The Katy Hamman-Stricker Library is located at 404 E. Mitchell Street in Calvert, Texas, USA. It consists of a museum as well as a public library and community center and was the first chapter house built by the American Woman's League in the state. Calvert is located within the Golden Triangle (the area between the cities of Dallas, Houston and Austin) of Texas. The building was constructed in 1909 but its role changed thirty years later when it became the town library. It is designated as a Recorded Texas Historic Landmark.

==History==
The building housing the library and museum was built by the American Woman's League (AWL) in 1909. It was the first AWL Chapter House in Texas, and one of the first four in the country.

The American Woman's League (AWL) was created in 1907 by the magazine publisher E.G. Lewis, as a way to spread women's suffrage as well as gain new salespersons for his magazine business. The aim of the AWL was to promote educational, cultural and business opportunities for women. He planned a network of institutions and businesses to serve women that included correspondence schools, postal libraries, savings banks and institutions to provide for the homeless and for orphans. He provided funding to have chapter houses built in small towns across the United States, each intended to provide a community center for cultural, educational and social events and create employment opportunities for women. Fifty percent of the profit from magazine subscriptions was funnelled back into the AWL.

Katy Hamman-Stricker led a movement to erect a League of Woman's meeting house in Calvert, Texas. She was the daughter of Confederate General William H. Hamman who turned his attention after the American Civil War to land and railroad speculation. He stood as a candidate in the race for governor of Texas in 1878 and 1880 under the Greenback Party banner, but lost on both occasions. Both Stricker and her husband, jeweler Herman L. Stricker, were business, civic and social leaders.

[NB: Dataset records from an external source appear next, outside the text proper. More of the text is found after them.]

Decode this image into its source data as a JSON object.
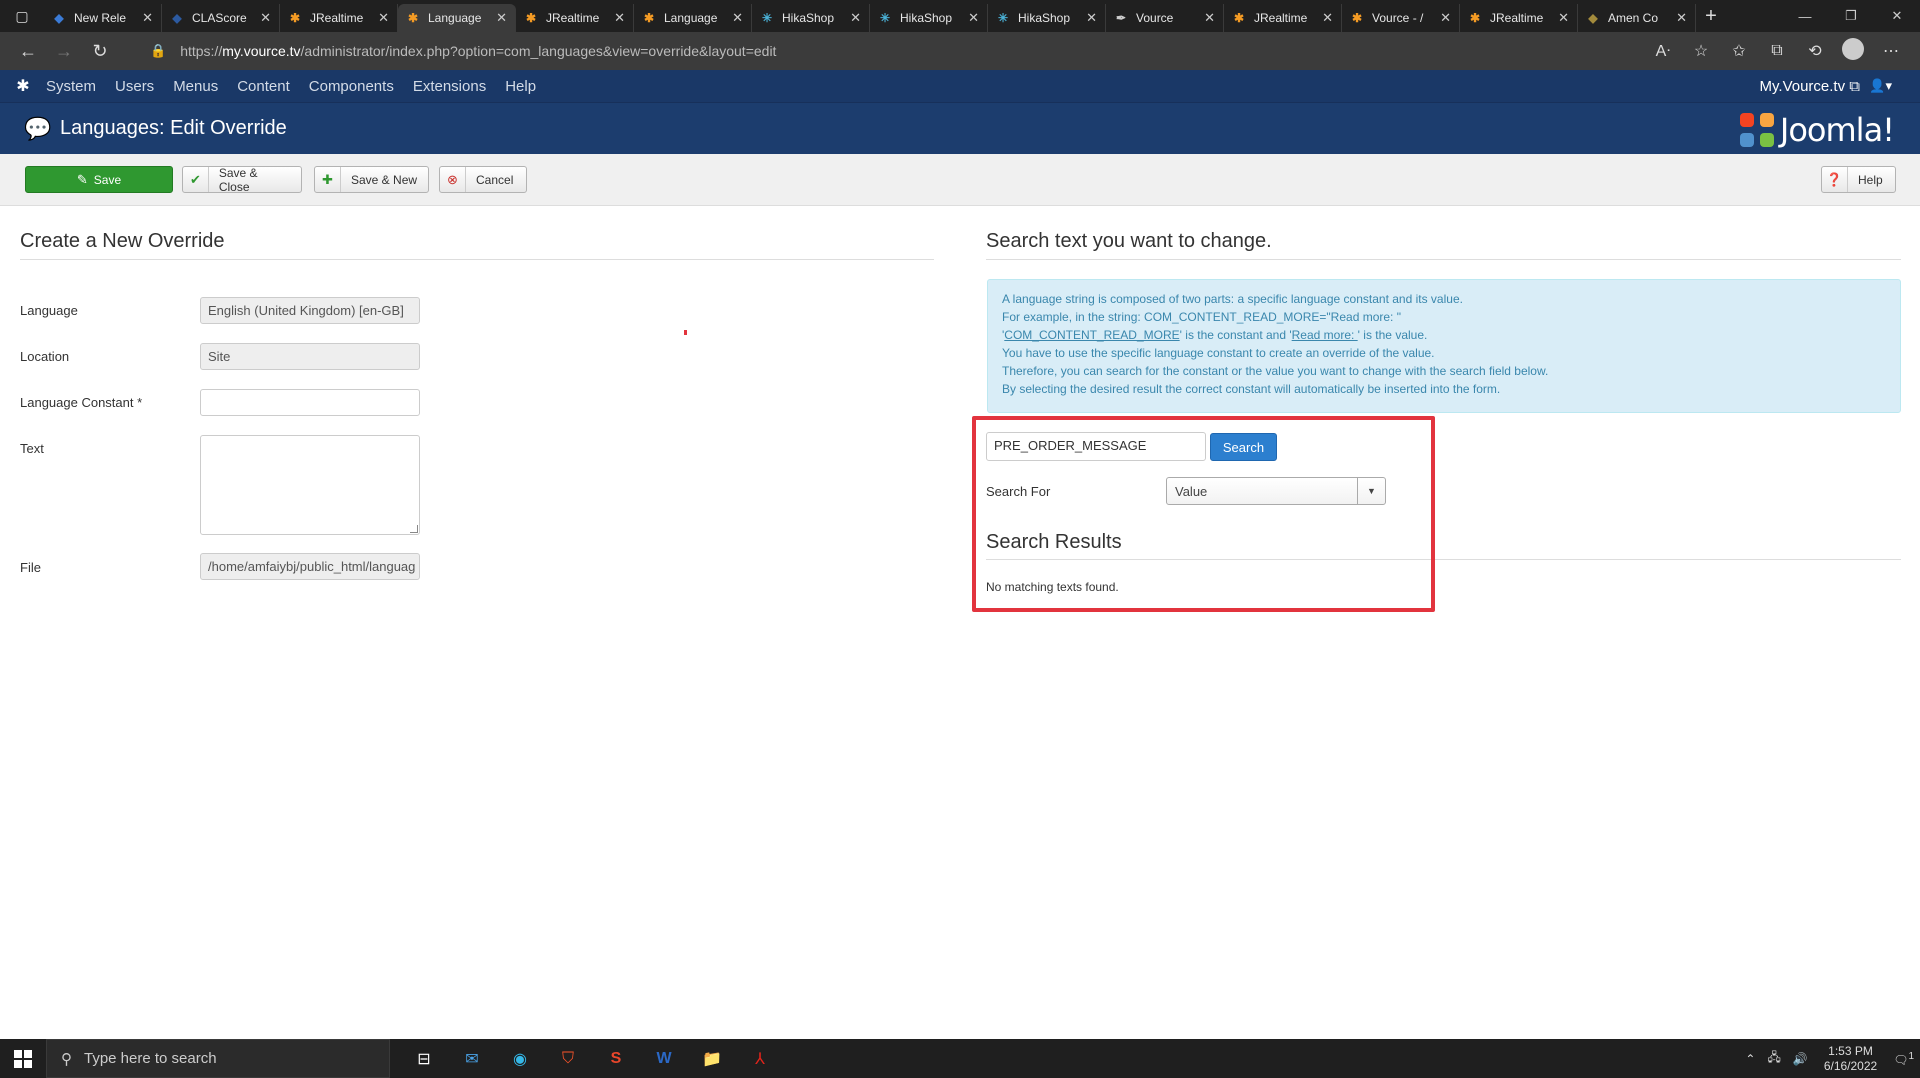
{
  "browser": {
    "tabs": [
      {
        "title": "New Rele",
        "icon": "diamond-icon",
        "color": "#3b7bd6"
      },
      {
        "title": "CLAScore",
        "icon": "diamond-icon",
        "color": "#2c5aa0"
      },
      {
        "title": "JRealtime",
        "icon": "joomla-icon",
        "color": "#f49b24"
      },
      {
        "title": "Language",
        "icon": "joomla-icon",
        "color": "#f49b24",
        "active": true
      },
      {
        "title": "JRealtime",
        "icon": "joomla-icon",
        "color": "#f49b24"
      },
      {
        "title": "Language",
        "icon": "joomla-icon",
        "color": "#f49b24"
      },
      {
        "title": "HikaShop",
        "icon": "star-icon",
        "color": "#4ab1d6"
      },
      {
        "title": "HikaShop",
        "icon": "star-icon",
        "color": "#4ab1d6"
      },
      {
        "title": "HikaShop",
        "icon": "star-icon",
        "color": "#4ab1d6"
      },
      {
        "title": "Vource",
        "icon": "pen-icon",
        "color": "#cccccc"
      },
      {
        "title": "JRealtime",
        "icon": "joomla-icon",
        "color": "#f49b24"
      },
      {
        "title": "Vource - /",
        "icon": "joomla-icon",
        "color": "#f49b24"
      },
      {
        "title": "JRealtime",
        "icon": "joomla-icon",
        "color": "#f49b24"
      },
      {
        "title": "Amen Co",
        "icon": "diamond-icon",
        "color": "#a38b3c"
      }
    ],
    "url_prefix": "https://",
    "url_host": "my.vource.tv",
    "url_path": "/administrator/index.php?option=com_languages&view=override&layout=edit"
  },
  "joomla_nav": {
    "menus": [
      "System",
      "Users",
      "Menus",
      "Content",
      "Components",
      "Extensions",
      "Help"
    ],
    "site_link": "My.Vource.tv"
  },
  "header": {
    "title": "Languages: Edit Override",
    "brand": "Joomla!"
  },
  "toolbar": {
    "save": "Save",
    "save_close": "Save & Close",
    "save_new": "Save & New",
    "cancel": "Cancel",
    "help": "Help"
  },
  "form": {
    "title": "Create a New Override",
    "language_label": "Language",
    "language_value": "English (United Kingdom) [en-GB]",
    "location_label": "Location",
    "location_value": "Site",
    "constant_label": "Language Constant *",
    "constant_value": "",
    "text_label": "Text",
    "file_label": "File",
    "file_value": "/home/amfaiybj/public_html/languag"
  },
  "search": {
    "title": "Search text you want to change.",
    "info_line1": "A language string is composed of two parts: a specific language constant and its value.",
    "info_line2": "For example, in the string: COM_CONTENT_READ_MORE=\"Read more: \"",
    "info_line3_pre": "'",
    "info_line3_const": "COM_CONTENT_READ_MORE",
    "info_line3_mid": "' is the constant and '",
    "info_line3_val": "Read more: ",
    "info_line3_post": "' is the value.",
    "info_line4": "You have to use the specific language constant to create an override of the value.",
    "info_line5": "Therefore, you can search for the constant or the value you want to change with the search field below.",
    "info_line6": "By selecting the desired result the correct constant will automatically be inserted into the form.",
    "query": "PRE_ORDER_MESSAGE",
    "button": "Search",
    "search_for_label": "Search For",
    "search_for_value": "Value",
    "results_title": "Search Results",
    "no_results": "No matching texts found."
  },
  "taskbar": {
    "search_placeholder": "Type here to search",
    "time": "1:53 PM",
    "date": "6/16/2022",
    "notification_count": "1"
  }
}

They built a two-storey Victorian home at 503 Pin Oak, Calvert in 1900 which became a Recorded Texas Historic Landmark in 1973.

==Architecture==
At first, the one room building with its small kitchen area served as the league's clubhouse. The building's architectural style was in the tradition of the Prairie School, with a low gabled roof. By 1939, the AWL had been discontinued and the Calvert Woman's Club purchased the building for use as a library. Today, the Calvert Woman's Club continues to sponsor the library for the community.

The library is named for Katy Hamman-Stricker, a charter member of the local AWL, who continued to be a long-term supporter and patron of the library.

The Texas Historical Commission (THC) designated it a Recorded Texas Historic Landmark in 2003.

==Recent events==
Calvert's is one of 38 AWL chapter houses in the country and the only one remaining in the state of Texas. In 2005, the historic building was in need of renovation as it was suffering from subsidence and needed roofing work and rewiring.
As part of its "We the People" initiative, the National Endowment for the Humanities awarded the custodians a $14,656 federal grant to carry out repairs.